Stick A Fork In Chrysler!

I was in one of those focus groups. I think I was 7 or 8. Their first mistake was trusting a little kid with no palate, no purchasing power, and an appetite for enough sugar to crystallize an ant colony to give them opinions on the flavor and viability of their product. Their second mistake was giving you this tiny little paper cup with maybe half a swallow of each version in it. As with anything ultra-sweet, New Coke tasted great, in very small doses. Try to suck down 12 ounces of it and even a sugar-fiend kid sings a different tune.

As for Chrysler, the fork was stuck in it when Daimler bought it. Now vehicles of average quality turned into vehicles of decent structural quality and below-average electrical quality. Going to Fiat was just the natural progression of circling the drain.

Yeah, especially if you consider the GLH/GLHS Omnis, which I would happily drive today.

It sounds as though this will just be the name of the parent company (like FCA today or Diamler-Chrysler in the 90s-2000s), not the brand under which the vehicles will be sold. I’m sure some redundant brands will be discontinued as GM did in 2008, but this isn’t the end of the company or its most lucrative brands (Jeep, Ram).

1 Like

Those PDI drives on the Rabbit diesels were done with foot on the floor the entire time. The motor screaming ( as much as one of them could) but the cars were slower than the minute hand on a wrist watch.

People would buy one for the mileage and after a bit of acclimation would come back wanting to know if power could be increased. Not a prayer.

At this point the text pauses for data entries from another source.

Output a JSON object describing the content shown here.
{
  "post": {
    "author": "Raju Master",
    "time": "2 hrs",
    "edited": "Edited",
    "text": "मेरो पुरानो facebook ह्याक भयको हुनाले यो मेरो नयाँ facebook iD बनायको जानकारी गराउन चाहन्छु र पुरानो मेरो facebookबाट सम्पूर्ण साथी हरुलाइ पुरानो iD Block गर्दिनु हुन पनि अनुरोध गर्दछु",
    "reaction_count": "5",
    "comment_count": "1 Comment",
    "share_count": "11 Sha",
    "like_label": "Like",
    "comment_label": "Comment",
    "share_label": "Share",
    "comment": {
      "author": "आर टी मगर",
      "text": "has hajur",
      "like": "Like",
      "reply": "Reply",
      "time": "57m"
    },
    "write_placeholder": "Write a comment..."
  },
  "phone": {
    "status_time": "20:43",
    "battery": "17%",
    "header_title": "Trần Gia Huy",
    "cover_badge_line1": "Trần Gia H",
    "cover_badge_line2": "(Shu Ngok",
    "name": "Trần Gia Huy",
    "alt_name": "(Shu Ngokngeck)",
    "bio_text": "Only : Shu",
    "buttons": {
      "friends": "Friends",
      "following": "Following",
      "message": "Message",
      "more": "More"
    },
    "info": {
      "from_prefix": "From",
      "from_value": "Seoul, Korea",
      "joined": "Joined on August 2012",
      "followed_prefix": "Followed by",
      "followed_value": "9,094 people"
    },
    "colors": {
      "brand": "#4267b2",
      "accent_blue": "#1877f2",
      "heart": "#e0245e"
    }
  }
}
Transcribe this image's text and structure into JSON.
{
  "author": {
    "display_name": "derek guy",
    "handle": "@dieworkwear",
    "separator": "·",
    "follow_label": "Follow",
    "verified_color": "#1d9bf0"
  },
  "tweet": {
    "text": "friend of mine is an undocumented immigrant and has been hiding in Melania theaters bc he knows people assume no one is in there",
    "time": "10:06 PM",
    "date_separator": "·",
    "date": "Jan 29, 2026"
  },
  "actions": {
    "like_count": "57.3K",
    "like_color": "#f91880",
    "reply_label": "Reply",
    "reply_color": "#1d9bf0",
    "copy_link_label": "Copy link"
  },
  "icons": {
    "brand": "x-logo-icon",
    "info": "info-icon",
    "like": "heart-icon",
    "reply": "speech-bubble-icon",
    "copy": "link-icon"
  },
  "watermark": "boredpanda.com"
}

What’s a bit funny about Chrysler is that when Fiat first took over the head man said the first thing he was going to do was get rid of V-8 engines. He said there was no place in the world for large displacement, high horsepower engines.
Guess he realized where a big chunk of market share was. Rams are hugely popular around here and almost all state patrol and many city police cars are Chargers.

He was used to the home market in Europe and maybe the Asian and African markets where big engines aren’t found, except in commercial vehicles. Big engines are a niche market for the Chrysler component of FCA. Ford has more 6-cyl choices in the F150 than 8-cyl. That certainly wasn’t the case 10 years ago.

Another thing different in the US is the end of the small car. The Spark, Fiesta, and Yaris are going away, but only here. Subcompacts are still a big thing in Asia and Europe.

South America also. And in all those places it has a lot to do with the roads. I’ve been down roads in Europe and South America that two mid-size cars couldn’t go down at the same time. If one was heading east and the other west
then one of them would have to back up. Many of our cities weren’t really developed until after cars were already established.

Very true! The car allowed growth far beyond the city center. Dad commuted to work in the city on the bus and Mom had the car for errands in the spread-out suburbs.

2 car families then allowed the movement of businesses from the inner city to the suburbs. Commuting evolved into suburb to suburb in a car since public transport was still typically based around the city center. No one wanted the rather long trip to ride into the city and back out to their job in a different suburb.

Cities drove the development of the car. It was seen as a huge pollution reduction (no more horse manure!) for the city. The car, in turn, drove the development of the city-metro areas as we see them today.